Debido al avance de la pandemia del COVID-19, que abarca a la mayor parte de los países del mundo, se debaten las mejores políticas públicas de salud que permitan mitigar los estragos en la vida de millones de personas. Lo que parece distinguirlas es el tiempo en que se toman las medidas, que está en relación a la importancia que los gobiernos han dado a la pandemia. El problema es que tomar medidas a destiempo tiene costos de vidas humanas. Bajo esta idea se ha estado discutiendo sobre cómo el régimen político es fundamental para combatir el COVID-19. Un disparador de la discusión ha sido el artículo de Mario Vargas Llosa que enfiló las punterías a China. En su último artículo señalaba que “Nadie parece advertir que nada de esto podría estar ocurriendo en el mundo si China Popular fuera un país libre y democrático y no la dictadura que es”. La relación directa sería, entonces, que el régimen político no democrático impide afrontar adecuadamente una epidemia, pues carece de libertades. Algo de cierto hay en esta afirmación, pero parece que es insuficiente para explicar esta relación, pues, por otro lado, según se ha anunciado, en los próximos días, se levantará la cuarentena en Wuhan, ciudad china donde se inició el COVID-19, como una señal de la exitosa política de salud del Gobierno Chino, en contraste con lo ocurrido en Europa, cuna de la civilización occidental, donde la pandemia está cobrando más víctimas que en ninguna otra región del mundo.
En América ocurre algo parecido. En Estados Unidos, el presidente Donald Trump ha tenido una actuación peligrosamente deplorable en el año en que se juega la reelección: ha transitado desde una actitud negacionista y de burla en relación al coronavirus hasta una tardía y dubitativa preocupación, dirigida a responsabilizar a China. Se opuso a reconocer, hasta febrero, la gravedad de esta epidemia global extremadamente contagiosa. Ahora ha cambiado de giro y corre contra el tiempo, alardeando de su conocimiento (“Me gustan estas cosas, las entiendo. La gente se sorprende… Quizás tengo un talento natural”). Sin embargo, sigue con el discurso de la necesaria reactivación de la economía por encima de la salud pública estadounidense. “Todos los años perdemos gente por la gripe y no paramos el país por eso. Muere mucha más gente en accidentes de tráfico y no por eso les decimos a los fabricantes de carros que paren la producción”, afirma Trump.

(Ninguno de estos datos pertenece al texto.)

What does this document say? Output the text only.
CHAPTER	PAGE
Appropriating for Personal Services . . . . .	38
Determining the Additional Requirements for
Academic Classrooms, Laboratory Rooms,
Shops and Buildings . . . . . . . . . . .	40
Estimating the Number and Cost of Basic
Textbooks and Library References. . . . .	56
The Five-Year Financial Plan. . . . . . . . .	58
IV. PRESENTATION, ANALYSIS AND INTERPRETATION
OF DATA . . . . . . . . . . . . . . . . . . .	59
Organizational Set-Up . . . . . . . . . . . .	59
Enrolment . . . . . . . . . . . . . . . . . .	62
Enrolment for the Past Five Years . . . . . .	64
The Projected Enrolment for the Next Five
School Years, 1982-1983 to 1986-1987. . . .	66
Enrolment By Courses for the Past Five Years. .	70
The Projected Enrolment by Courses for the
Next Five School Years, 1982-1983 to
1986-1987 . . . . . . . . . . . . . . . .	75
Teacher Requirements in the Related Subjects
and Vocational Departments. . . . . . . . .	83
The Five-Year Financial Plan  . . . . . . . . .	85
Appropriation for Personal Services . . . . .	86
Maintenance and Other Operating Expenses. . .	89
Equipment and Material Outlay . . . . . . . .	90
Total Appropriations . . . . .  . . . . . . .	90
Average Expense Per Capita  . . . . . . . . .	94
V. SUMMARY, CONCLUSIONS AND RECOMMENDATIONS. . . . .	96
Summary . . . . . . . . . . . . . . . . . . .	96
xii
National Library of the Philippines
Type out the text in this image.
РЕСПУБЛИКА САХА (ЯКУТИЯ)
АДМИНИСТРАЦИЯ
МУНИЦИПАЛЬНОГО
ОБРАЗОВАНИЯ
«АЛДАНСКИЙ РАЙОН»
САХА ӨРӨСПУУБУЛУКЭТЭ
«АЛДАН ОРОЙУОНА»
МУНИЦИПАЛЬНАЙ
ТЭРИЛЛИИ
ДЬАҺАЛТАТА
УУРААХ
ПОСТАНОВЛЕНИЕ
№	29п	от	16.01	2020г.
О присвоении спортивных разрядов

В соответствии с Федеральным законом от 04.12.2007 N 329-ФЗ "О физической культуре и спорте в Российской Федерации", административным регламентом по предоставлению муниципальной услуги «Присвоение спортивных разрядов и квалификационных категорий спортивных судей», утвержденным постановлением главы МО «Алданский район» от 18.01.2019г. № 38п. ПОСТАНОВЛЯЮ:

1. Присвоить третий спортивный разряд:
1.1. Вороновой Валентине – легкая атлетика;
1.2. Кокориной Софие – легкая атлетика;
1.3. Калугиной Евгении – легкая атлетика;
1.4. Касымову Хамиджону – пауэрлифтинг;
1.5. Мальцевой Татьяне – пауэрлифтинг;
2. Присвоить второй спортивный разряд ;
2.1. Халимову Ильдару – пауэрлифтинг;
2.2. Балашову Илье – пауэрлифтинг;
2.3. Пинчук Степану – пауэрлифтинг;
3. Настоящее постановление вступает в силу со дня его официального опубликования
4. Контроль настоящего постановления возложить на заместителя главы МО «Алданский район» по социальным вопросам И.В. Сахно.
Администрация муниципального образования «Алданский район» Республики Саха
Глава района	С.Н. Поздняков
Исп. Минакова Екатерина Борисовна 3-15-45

Mientras, en el vecino México, las cosas no son distintas, así el color político presidencial sea otro. Andrés López Obrador solo se supera a sí mismo con cada desatino que está poniendo en peligro al país azteca. Al igual que su homólogo de Estados Unidos, menospreció la gravedad del COVID-19 y se resistió a tomar medidas inmediatas y severas ante el avance de la pandemia en el mundo y en la región. Hace pocos días, en sus redes, luego de su visita a Oaxaca, alentó a la gente a seguir “con nuestras vidas como de costumbre” y “no dejes de salir, todavía estamos en la fase uno… Si tiene los medios para hacerlo, continúe llevando a su familia a restaurantes. Eso es lo que fortalecerá la economía”. Asimismo, afirmó, en una conferencia de prensa, muy comentada, que él tenía fe en los amuletos que le regala la gente para combatir el coronavirus.
No muy distinto también es el caso del presidente brasileño, Jair Bolsonaro, que, siguiendo a Trump, instó a los brasileños a reanudar su vida normal para proteger la economía. “Nuestra vida debe continuar, se deben mantener los trabajos, se debe preservar el sustento de las familias”, sostuvo Bolsonaro y sentenció: “Debemos volver a la normalidad”.
Se trata de tres países con millones de habitantes que, sumados, superan al resto de América, con regímenes políticos democráticos y con libertades irrestrictas. Ojalá no ocurra, pero sus decisiones marcadas de populismo de izquierda y de derecha los colocan en un despeñadero con el costo de vidas que esperemos se pueda minimizar. Por eso, no todo es según el color del cristal de los regímenes políticos con que se mire (El Comercio, jueves 26 de marzo del 2020).